So you have to do this:

mtcars %>% 
  head() %>% 
  kbl() %>% 
  kable_classic(html_font = "Roboto") %>% 
  column_spec(3, background = "skyblue") %>% 
  column_spec(4, background = "forestgreen") %>% 
  column_spec(5, background = "chocolate")
mpg cyl disp hp drat wt qsec vs am gear carb
Mazda RX4 21.0 6 160 110 3.90 2.620 16.46 0 1 4 4
Mazda RX4 Wag 21.0 6 160 110 3.90 2.875 17.02 0 1 4 4
Datsun 710 22.8 4 108 93 3.85 2.320 18.61 1 1 4 1
Hornet 4 Drive 21.4 6 258 110 3.08 3.215 19.44 1 0 3 1
Hornet Sportabout 18.7 8 360 175 3.15 3.440 17.02 0 0 3 2
Valiant 18.1 6 225 105 2.76 3.460 20.22 1 0 3 1

In {dplyr}, this doesn’t make 3 new columns named “a”, “b”, and “c”, all filled with NA:4

new_cols <- c("a", "b", "c")

mtcars %>% 
  head() %>% 
  select(mpg) %>% 
  mutate(!!new_cols := NA)
  Error: The LHS of `:=` must be a string or a symbol

So you have to do either one of these:5

mtcars %>% 
  head() %>% 
  select(mpg) %>% 
  mutate(
    !!new_cols[1] := NA,
    !!new_cols[2] := NA,
    !!new_cols[3] := NA
  )

mtcars %>% 
  head() %>% 
  select(mpg) %>% 
  mutate(!!new_cols[1] := NA) %>% 
  mutate(!!new_cols[2] := NA) %>% 
  mutate(!!new_cols[3] := NA)
     mpg  a  b  c
  1 21.0 NA NA NA
  2 21.0 NA NA NA
  3 22.8 NA NA NA
  4 21.4 NA NA NA
  5 18.7 NA NA NA
  6 18.1 NA NA NA

So we’ve got functions being repeated, but in all these cases it looks like we can’t just throw in a vector and expect the function to loop/map over them internally in the specific way that we want it to. And the “correct ways” I provided here are not very satisfying: that’s a lot of copying and pasting!

Personally, I think it’d be nice to collapse these repetitive calls - but how?

Introducing purrr::reduce()

The reduce() function from the {purrr} package is a powerful functional that allows you to abstract away from a sequence of functions that are applied in a fixed direction. You should go give Advanced R Ch. 9.5 a read if you want an in-depth explanation, but here I’m just gonna give a quick crash course for our application of it to our current problem.6

All you need to know here is that reduce() takes a vector as its first argument, a function as its second argument, and an optional .init argument.7

Here’s a schematic:

Let me really quickly demonstrate reduce() in action.
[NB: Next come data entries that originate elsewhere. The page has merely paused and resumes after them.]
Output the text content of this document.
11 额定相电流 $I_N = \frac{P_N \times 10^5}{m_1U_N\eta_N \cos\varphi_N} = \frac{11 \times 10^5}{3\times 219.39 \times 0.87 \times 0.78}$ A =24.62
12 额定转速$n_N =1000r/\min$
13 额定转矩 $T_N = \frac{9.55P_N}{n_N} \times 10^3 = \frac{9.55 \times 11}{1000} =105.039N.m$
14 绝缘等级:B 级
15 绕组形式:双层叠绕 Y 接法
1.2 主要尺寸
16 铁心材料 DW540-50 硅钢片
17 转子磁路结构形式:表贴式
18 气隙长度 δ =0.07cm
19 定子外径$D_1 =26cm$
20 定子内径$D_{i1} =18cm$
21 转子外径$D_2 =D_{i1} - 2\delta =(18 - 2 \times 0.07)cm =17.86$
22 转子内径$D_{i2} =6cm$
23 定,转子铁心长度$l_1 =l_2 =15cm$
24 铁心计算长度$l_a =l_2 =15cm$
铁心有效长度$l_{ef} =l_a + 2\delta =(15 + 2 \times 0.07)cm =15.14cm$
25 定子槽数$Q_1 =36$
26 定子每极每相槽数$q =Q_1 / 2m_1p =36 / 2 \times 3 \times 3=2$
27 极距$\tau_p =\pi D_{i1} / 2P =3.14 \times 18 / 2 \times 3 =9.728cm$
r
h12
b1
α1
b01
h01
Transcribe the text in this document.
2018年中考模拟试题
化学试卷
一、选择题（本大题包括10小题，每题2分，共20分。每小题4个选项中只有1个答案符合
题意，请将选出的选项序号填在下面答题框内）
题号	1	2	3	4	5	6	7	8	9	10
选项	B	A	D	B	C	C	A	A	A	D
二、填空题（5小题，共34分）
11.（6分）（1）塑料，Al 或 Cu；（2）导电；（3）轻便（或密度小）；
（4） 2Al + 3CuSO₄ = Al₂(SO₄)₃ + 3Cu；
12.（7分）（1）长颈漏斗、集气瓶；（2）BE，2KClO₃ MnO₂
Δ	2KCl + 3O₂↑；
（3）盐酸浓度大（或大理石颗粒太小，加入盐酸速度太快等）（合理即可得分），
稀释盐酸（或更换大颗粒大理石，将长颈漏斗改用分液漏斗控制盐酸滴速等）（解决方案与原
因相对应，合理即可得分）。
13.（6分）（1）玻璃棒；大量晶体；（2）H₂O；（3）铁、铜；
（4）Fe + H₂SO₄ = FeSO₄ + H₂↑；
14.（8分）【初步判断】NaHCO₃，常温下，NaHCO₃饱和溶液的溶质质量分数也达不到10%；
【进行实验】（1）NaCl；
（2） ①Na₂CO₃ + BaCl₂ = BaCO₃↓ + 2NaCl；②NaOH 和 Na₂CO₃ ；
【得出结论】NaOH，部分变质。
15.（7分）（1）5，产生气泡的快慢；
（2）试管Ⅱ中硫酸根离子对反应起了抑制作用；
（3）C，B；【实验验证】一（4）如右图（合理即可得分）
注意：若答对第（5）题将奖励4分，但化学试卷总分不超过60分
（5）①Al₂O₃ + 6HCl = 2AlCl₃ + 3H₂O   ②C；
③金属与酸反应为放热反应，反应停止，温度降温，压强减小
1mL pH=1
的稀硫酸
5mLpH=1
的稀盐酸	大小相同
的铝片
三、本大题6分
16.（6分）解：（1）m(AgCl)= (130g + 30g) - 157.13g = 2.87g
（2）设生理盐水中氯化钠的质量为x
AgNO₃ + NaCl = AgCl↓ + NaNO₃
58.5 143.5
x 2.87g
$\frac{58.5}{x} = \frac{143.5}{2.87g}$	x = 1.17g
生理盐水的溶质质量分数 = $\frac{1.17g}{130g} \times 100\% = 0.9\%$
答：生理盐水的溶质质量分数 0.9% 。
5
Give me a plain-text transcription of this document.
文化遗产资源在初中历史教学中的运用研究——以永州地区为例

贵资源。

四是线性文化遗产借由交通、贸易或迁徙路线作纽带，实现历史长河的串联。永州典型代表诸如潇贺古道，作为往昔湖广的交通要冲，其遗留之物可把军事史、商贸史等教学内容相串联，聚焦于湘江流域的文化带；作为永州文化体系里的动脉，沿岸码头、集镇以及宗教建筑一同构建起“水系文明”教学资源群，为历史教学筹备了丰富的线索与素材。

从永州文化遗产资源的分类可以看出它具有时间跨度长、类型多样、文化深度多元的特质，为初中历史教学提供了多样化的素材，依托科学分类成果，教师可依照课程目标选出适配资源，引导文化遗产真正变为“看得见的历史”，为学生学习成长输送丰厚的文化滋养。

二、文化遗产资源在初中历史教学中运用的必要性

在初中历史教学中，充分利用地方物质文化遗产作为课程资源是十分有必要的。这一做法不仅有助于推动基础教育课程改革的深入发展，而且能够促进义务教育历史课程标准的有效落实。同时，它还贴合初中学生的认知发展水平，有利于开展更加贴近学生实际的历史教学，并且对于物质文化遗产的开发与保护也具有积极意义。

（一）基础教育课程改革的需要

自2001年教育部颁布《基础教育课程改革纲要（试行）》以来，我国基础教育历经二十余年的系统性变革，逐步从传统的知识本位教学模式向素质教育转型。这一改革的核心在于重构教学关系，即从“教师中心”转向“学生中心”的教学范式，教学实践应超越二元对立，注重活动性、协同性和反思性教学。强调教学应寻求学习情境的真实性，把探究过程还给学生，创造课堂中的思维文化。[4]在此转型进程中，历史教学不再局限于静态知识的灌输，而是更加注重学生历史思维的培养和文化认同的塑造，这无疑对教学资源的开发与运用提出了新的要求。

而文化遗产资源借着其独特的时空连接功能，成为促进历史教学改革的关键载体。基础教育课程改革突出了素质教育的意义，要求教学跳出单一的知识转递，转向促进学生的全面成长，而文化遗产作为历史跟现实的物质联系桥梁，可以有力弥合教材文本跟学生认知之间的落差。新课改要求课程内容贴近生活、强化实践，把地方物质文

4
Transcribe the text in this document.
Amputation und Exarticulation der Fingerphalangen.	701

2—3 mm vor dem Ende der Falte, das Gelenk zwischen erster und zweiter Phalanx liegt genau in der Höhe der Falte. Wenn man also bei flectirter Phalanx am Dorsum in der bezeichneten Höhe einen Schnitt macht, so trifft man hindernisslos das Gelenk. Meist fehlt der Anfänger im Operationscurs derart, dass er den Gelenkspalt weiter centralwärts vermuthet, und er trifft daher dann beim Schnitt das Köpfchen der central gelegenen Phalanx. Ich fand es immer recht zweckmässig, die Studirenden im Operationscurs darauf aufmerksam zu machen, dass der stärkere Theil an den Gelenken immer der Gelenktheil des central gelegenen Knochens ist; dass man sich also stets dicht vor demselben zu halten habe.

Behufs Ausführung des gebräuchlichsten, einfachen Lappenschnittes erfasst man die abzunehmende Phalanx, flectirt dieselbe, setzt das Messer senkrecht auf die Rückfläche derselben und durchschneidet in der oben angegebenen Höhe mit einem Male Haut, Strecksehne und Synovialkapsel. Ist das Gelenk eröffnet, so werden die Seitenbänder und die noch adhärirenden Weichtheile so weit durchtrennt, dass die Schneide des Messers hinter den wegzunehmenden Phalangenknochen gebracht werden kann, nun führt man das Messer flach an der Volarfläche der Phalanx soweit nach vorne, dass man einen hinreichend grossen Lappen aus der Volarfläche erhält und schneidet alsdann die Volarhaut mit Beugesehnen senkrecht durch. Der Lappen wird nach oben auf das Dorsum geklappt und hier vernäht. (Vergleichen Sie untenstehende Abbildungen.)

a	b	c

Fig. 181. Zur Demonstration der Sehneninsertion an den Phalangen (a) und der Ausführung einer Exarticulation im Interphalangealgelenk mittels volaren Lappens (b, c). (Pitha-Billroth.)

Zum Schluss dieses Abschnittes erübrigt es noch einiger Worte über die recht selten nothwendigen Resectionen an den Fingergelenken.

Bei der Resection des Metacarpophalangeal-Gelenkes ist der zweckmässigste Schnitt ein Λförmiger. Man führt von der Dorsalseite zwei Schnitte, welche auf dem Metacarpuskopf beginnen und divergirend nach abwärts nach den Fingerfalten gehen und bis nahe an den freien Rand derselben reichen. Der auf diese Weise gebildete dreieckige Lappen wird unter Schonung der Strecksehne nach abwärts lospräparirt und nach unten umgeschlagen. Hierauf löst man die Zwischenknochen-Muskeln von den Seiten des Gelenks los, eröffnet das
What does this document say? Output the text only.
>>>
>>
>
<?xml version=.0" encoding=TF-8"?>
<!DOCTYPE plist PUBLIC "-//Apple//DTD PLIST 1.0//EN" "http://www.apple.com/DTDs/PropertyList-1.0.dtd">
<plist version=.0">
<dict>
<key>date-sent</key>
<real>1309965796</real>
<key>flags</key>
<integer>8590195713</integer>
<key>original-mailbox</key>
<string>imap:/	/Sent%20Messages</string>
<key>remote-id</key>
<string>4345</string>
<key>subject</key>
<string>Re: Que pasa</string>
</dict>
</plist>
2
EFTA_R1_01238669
Say you wanted to add up the numbers 1 through 5, but only using the plus operator +. You could do something like this:8

1 + 2 + 3 + 4 + 5
  [1] 15

Which is the same as this:

library(purrr)
reduce(1:5, `+`)
  [1] 15

And if you want the start value to be something that’s not the first argument of the vector, pass that to the .init argument:

identical(
  0.5 + 1 + 2 + 3 + 4 + 5,
  reduce(1:5, `+`, .init = 0.5)
)
  [1] TRUE

If you want to be specific, you can use an {rlang}-style anonymous function where .x is the accumulated value being passed into the first argument fo the function and .y is the second argument of the function.9

identical(
  reduce(1:5, `+`, .init = 0.5),
  reduce(1:5, ~ .x + .y, .init = 0.5)
)
  [1] TRUE

And two more examples just to demonstrate that directionality matters:

identical(
  reduce(1:5, `^`, .init = 0.5),
  reduce(1:5, ~ .x ^ .y, .init = 0.5) # .x on left, .y on right
)
  [1] TRUE
identical(
  reduce(1:5, `^`, .init = 0.5),
  reduce(1:5, ~ .y ^ .x, .init = 0.5) # .y on left, .x on right
)
  [1] FALSE

That’s pretty much all you need to know - let’s jump right in!

Example 1: {ggplot2}

A reduce() solution

Recall that we had this sad code:

ggplot(mtcars, aes(hp, mpg)) + 
  geom_point(size = 8, alpha = .5) +
  geom_point(size = 4, alpha = .5) +
  geom_point(size = 2, alpha = .5)

For illustrative purposes, I’m going to move the + “pipes” to the beginning of each line:

ggplot(mtcars, aes(hp, mpg))
  + geom_point(size = 8, alpha = .5)
  + geom_point(size = 4, alpha = .5)
  + geom_point(size = 2, alpha = .5)

At this point, we see a clear pattern emerge line-by-line. We start with ggplot(mtcars, aes(hp, mpg)), which is kind of its own thing. Then we have three repetitions of + geom_point(size = X, alpha = .5) where the X varies between 8, 4, and 2. We also notice that the sequence of calls goes from left to right, as is the normal order of piping.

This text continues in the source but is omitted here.